From left, Rep. Byron Donalds, North Dakota Gov. Doug Burgum,...

From left, Rep. Byron Donalds, North Dakota Gov. Doug Burgum, House Speaker Mike Johnson, businessman Vivek Ramaswamy and Rep. Cory Mills look on as former President Donald Trump talks to the media outside Manhattan Criminal Court on Tuesday. Credit: AP/Curtis Means

How exactly do you characterize that little red carpet — or silver barricade — line that formed outside Manhattan Criminal Court on Tuesday behind ex-New Yorker and current criminal defendant Donald Trump?

The public got to see a gaggle of ambitious out-of-town Republicans, several posed in Trumpian red ties, showing visual and verbal fealty to their national party’s closest approximation of a monarch.

Was this an office-seeker’s soup line? Vivek Ramaswamy might not be in the scrum for vice president but maybe he can get something out of a possible next Trump White House for his surrender from the GOP primary. North Dakota Gov. Doug Burgum, who also gave up the presidential ghost, also stood behind Trump. So did Florida Reps. Cory Mills and Byron Donalds. Sen. J.D. Vance (R-Ohio) made a surprise appearance at the courthouse.

As president, Trump was known to watch the Fox network to see potential appointees “audition” for his attention. So the adherents stand to gain from hailing him in public. Remember — he used to complain about how John Bolton’s mustache looked on TV before ultimately taking him on as national security adviser.

Or was the gathering a kiss-the-ring thank-you session that would benefit its star guest, House Speaker Mike Johnson? Just last week, Trump adorer Rep. Marjorie Taylor Greene moved to have Johnson ousted as speaker. But the MAGA king of Mar-a-Lago didn’t buy into it. Had Trump supported Greene, you can be sure she wouldn’t have been soundly booed and rejected by fellow majority Republicans on the House floor.

Was this just a pity party to soothe Trump’s hurt feelings?

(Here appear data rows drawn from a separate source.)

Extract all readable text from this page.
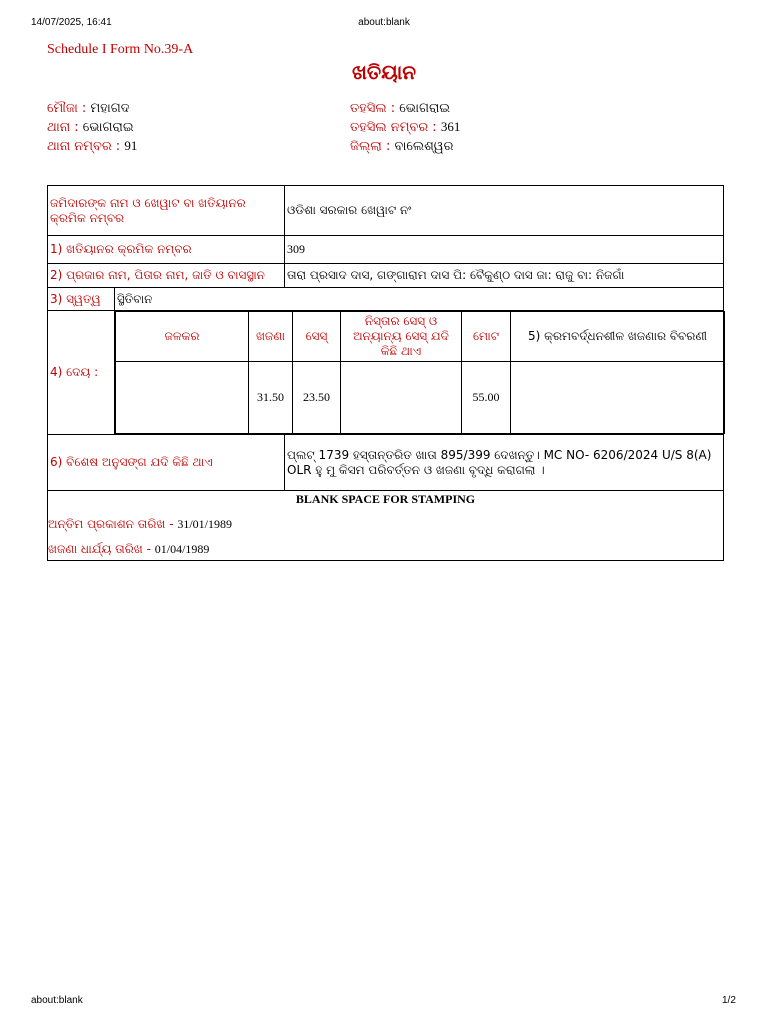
14/07/2025, 16:41	about:blank
Schedule I Form No.39-A
ଖତିୟାନ
ମୌଜା : ମହାଗଦ
ଥାନା : ଭୋଗରାଇ
ଥାନା ନମ୍ବର : 91
ତହସିଲ : ଭୋଗରାଇ
ତହସିଲ ନମ୍ବର : 361
ଜିଲ୍ଲା : ବାଲେଶ୍ୱର
ଜମିଦାରଙ୍କ ନାମ ଓ ଖେୱାଟ ବା ଖତିୟାନର କ୍ରମିକ ନମ୍ବର	ଓଡିଶା ସରକାର ଖେୱାଟ ନଂ
1) ଖତିୟାନର କ୍ରମିକ ନମ୍ବର	309
2) ପ୍ରଜାର ନାମ, ପିତାର ନାମ, ଜାତି ଓ ବାସସ୍ଥାନ	ତାରା ପ୍ରସାଦ ଦାସ, ଗଙ୍ଗାରାମ ଦାସ ପି: ବୈକୁଣ୍ଠ ଦାସ ଜା: ରାଜୁ ବା: ନିଜଗାଁ
3) ସ୍ୱତ୍ୱ	ସ୍ଥିତିବାନ
4) ଦେୟ :	
ଜଳକର	ଖଜଣା	ସେସ୍	ନିସ୍ତାର ସେସ୍ ଓ ଅନ୍ୟାନ୍ୟ ସେସ୍ ଯଦି କିଛି ଥାଏ	ମୋଟ	5) କ୍ରମବର୍ଦ୍ଧନଶୀଳ ଖଜଣାର ବିବରଣୀ
	31.50	23.50		55.00	

6) ବିଶେଷ ଅନୁସଙ୍ଗ ଯଦି କିଛି ଥାଏ	ପ୍ଲଟ୍ 1739 ହସ୍ତାନ୍ତରିତ ଖାତା 895/399 ଦେଖନ୍ତୁ। MC NO- 6206/2024 U/S 8(A) OLR ହୁ ମୁ କିସମ ପରିବର୍ତ୍ତନ ଓ ଖଜଣା ବୃଦ୍ଧି କରାଗଲା ।

BLANK SPACE FOR STAMPING
ଅନ୍ତିମ ପ୍ରକାଶନ ତାରିଖ - 31/01/1989
ଖଜଣା ଧାର୍ଯ୍ୟ ତାରିଖ - 01/04/1989
about:blank	1/2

His son Eric Trump has been on hand, but wife Melania and daughter Ivanka have not. This is, after all, a trial that involves alleged fraud stemming from his dalliances while married and the use of his money to squelch the story about Stormy Daniels. One can understand why they’d stay away under any circumstances.

Was this a convention held two months before the real GOP convention? You can bet that at least several of those who showed up at his side would not have done so if he had been trailing badly in the polls. Rather, Trump polls ahead of President Joe Biden in several key states. And most of them attended a top-dollar fundraiser in Manhattan for Trump later in the day.

Those hoping for a return on Trump’s loyalty should be careful what they ask for. Does anyone want to become the next Michael Cohen, the former “fixer” making news in the courtroom this week? He was a longtime Trump loyalist who moved the necessary hush money to Daniels in 2016 when the campaign reached a difficult juncture. Cohen was caught carrying out transgressions of his own, and flipped.

“I regret doing things for him that I should not have,” Cohen testified in the trial this week. “Lying. Bullying people to effectuate a goal. I don't regret working for the Trump Organization. As I expressed before, I had some very interesting, great times.”

Parroting the false martyrdom that keeps Trump politically viable seems like an initiation rite. Johnson, of Louisiana, managed to sidestep an obvious lie by interpreting the current trial as “election interference,” yet he also unconvincingly called all the cases against the 45th president “a borderline criminal conspiracy.”

That kind of slippery cant should keep Johnson in the fold — unless or until the boss, if elected again, tires of him and shoves him out the door.

Columnist Dan Janison's opinions are his own.